Die Human Rights Watch stellt dabei fest, dass nicht nur Muslime, sondern auch Christen und Jeziden an dieser Praxis teilnehmen Der deutsch-österreichische Hilfsverein WADI e.V. veröffentlichte 2010 eine flächendeckende, repräsentative Studie, in der neben der FGM-Rate auch zahlreiche weitere Zusammenhänge untersucht wurden. Die ermittelte durchschnittliche FGM-Rate lag dabei mit 72,7% höher als die erste Studie der HRW. Stadt- und Land-Unterschiede ließen sich dabei kaum feststellen. Die Raten in den einzelnen Provinzen nahe der türkischen Grenze lagen dabei von bis zu 63%. Je weiter die Provinzen südöstlich lagen, desto höher wurde der prozentuale Anteil, in der Provinz Kirkuk bis zu 81,2%, wobei auch Bildung eine besondere Rolle spielten.
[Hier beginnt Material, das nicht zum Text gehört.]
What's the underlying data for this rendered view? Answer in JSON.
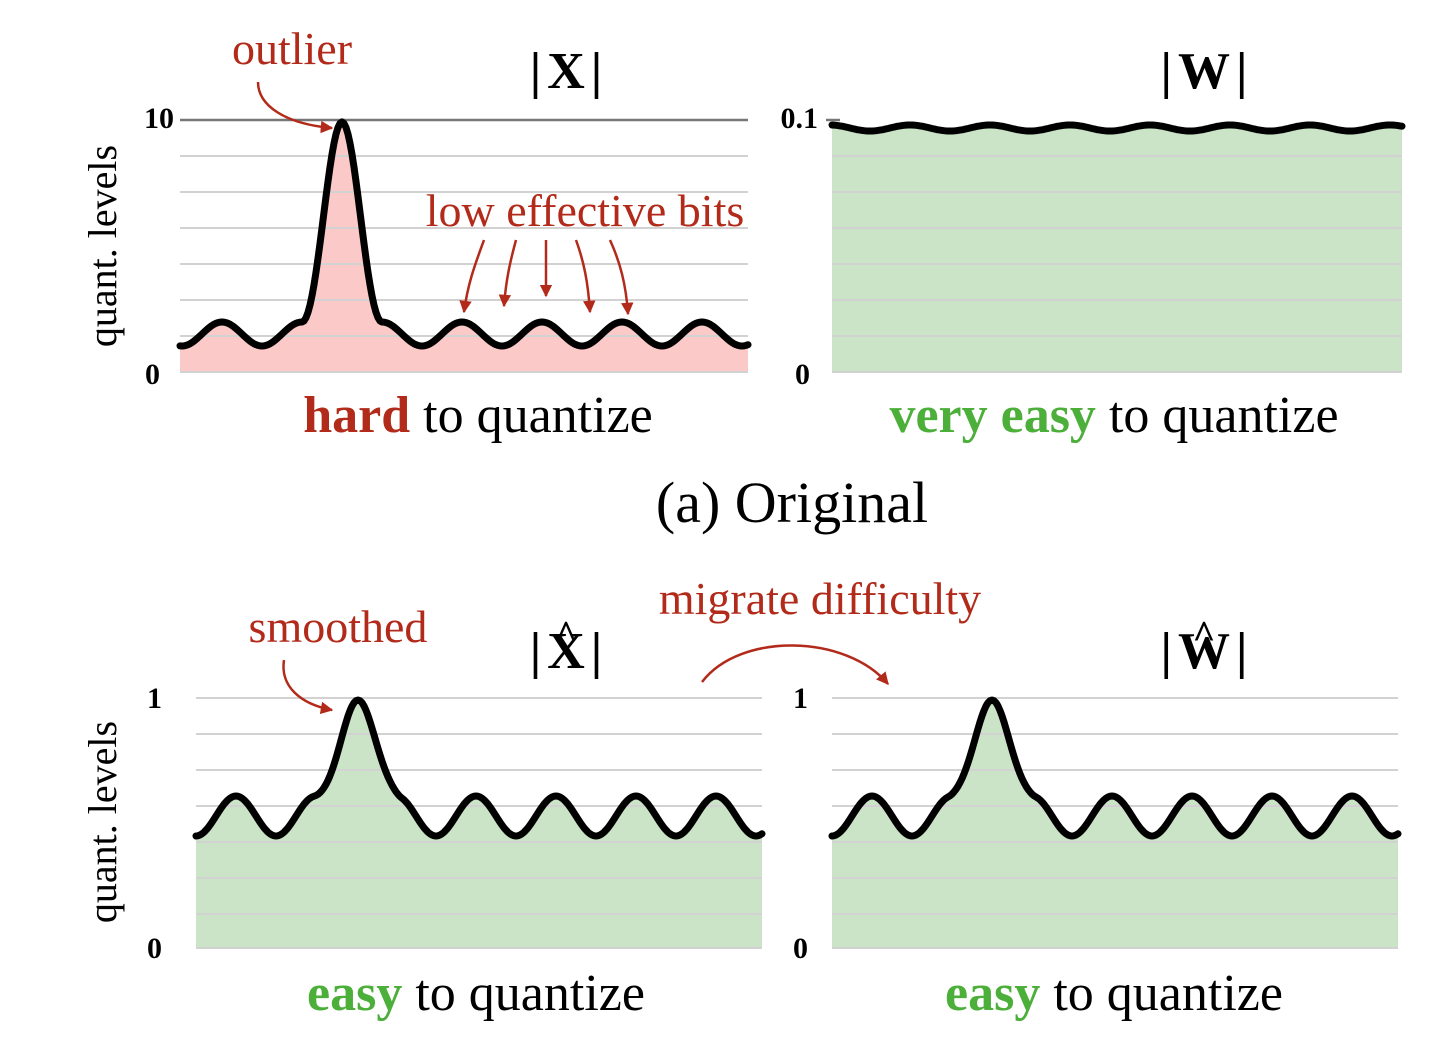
{
  "colors": {
    "red_text": "#b22a1a",
    "green_text": "#4caf3a",
    "red_fill": "#fbc9c7",
    "green_fill": "#cbe4c7",
    "grid": "#d2d2d2",
    "curve": "#000000"
  },
  "y_axis_label": "quant. levels",
  "section_caption": "(a) Original",
  "panels": {
    "x_orig": {
      "title_prefix": "|",
      "title_symbol": "X",
      "title_suffix": "|",
      "y_max": "10",
      "y_min": "0",
      "caption_highlight": "hard",
      "caption_rest": " to quantize",
      "annotation_peak": "outlier",
      "annotation_bumps": "low effective bits"
    },
    "w_orig": {
      "title_prefix": "|",
      "title_symbol": "W",
      "title_suffix": "|",
      "y_max": "0.1",
      "y_min": "0",
      "caption_highlight": "very easy",
      "caption_rest": " to quantize"
    },
    "x_smooth": {
      "title_prefix": "|",
      "title_symbol": "X",
      "title_accent": "^",
      "title_suffix": "|",
      "y_max": "1",
      "y_min": "0",
      "caption_highlight": "easy",
      "caption_rest": " to quantize",
      "annotation_peak": "smoothed"
    },
    "w_smooth": {
      "title_prefix": "|",
      "title_symbol": "W",
      "title_accent": "^",
      "title_suffix": "|",
      "y_max": "1",
      "y_min": "0",
      "caption_highlight": "easy",
      "caption_rest": " to quantize"
    }
  },
  "migrate_label": "migrate difficulty"
}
Als einzige Provinz direkt an der Grenze zur Türkei wurde Dohuk von der Untersuchung ausgenommen; es verdichten sich aber nach Angaben der WADI Hinweise darauf, dass FGM hier kaum praktiziert wird (weit unter 10%). Die Human Rights Watch stellt dabei fest, dass nicht nur Muslime, sondern auch Christen und Jeziden an dieser Praxis teilnehmen, zumeißt unter Frauen traditionell weitergereicht und von Großmüttern durchgesetzt wird. Viele Großmütter sollen dabei die Tradition damit begründen, dass eine von nicht beschnittenem Mädchen oder Frauen zubereitete Mahlzeit Tabu ist.
Wie es über den Grenzzaun hinaus ausschaut ist statistisch nicht erfasst. Nach offiziellen türkischen Angaben wurden bisher keine Fälle gemeldet. Jedoch stellt die Sprecherin des Projekts der Kurdischen Menschenrechte mit Sitz in London (KHRP) während einer Konferenz im März 2009 fest, das traditionelle Geflogenheiten zumeißt innerhalb der Familien oder Sippen bleiben und schwer nachweisbar sind, so lange sich die genetial verstümmelte Frau nicht selbst offenbart. Man könne daher auch nicht ausschließen, das in der Türkei, Syrien oder im Iran FGM-Fälle anzutreffen sind. Daraufhin hatten sich Abgeordnete der AKP und CHP geäussert – Güldal Akşit (AKP), Canan Arıtman (CHP), Nevin Erbatur (CHP), Birgen Keleş (CHP) – wonach in der Türkei keine Fälle bekannt seien.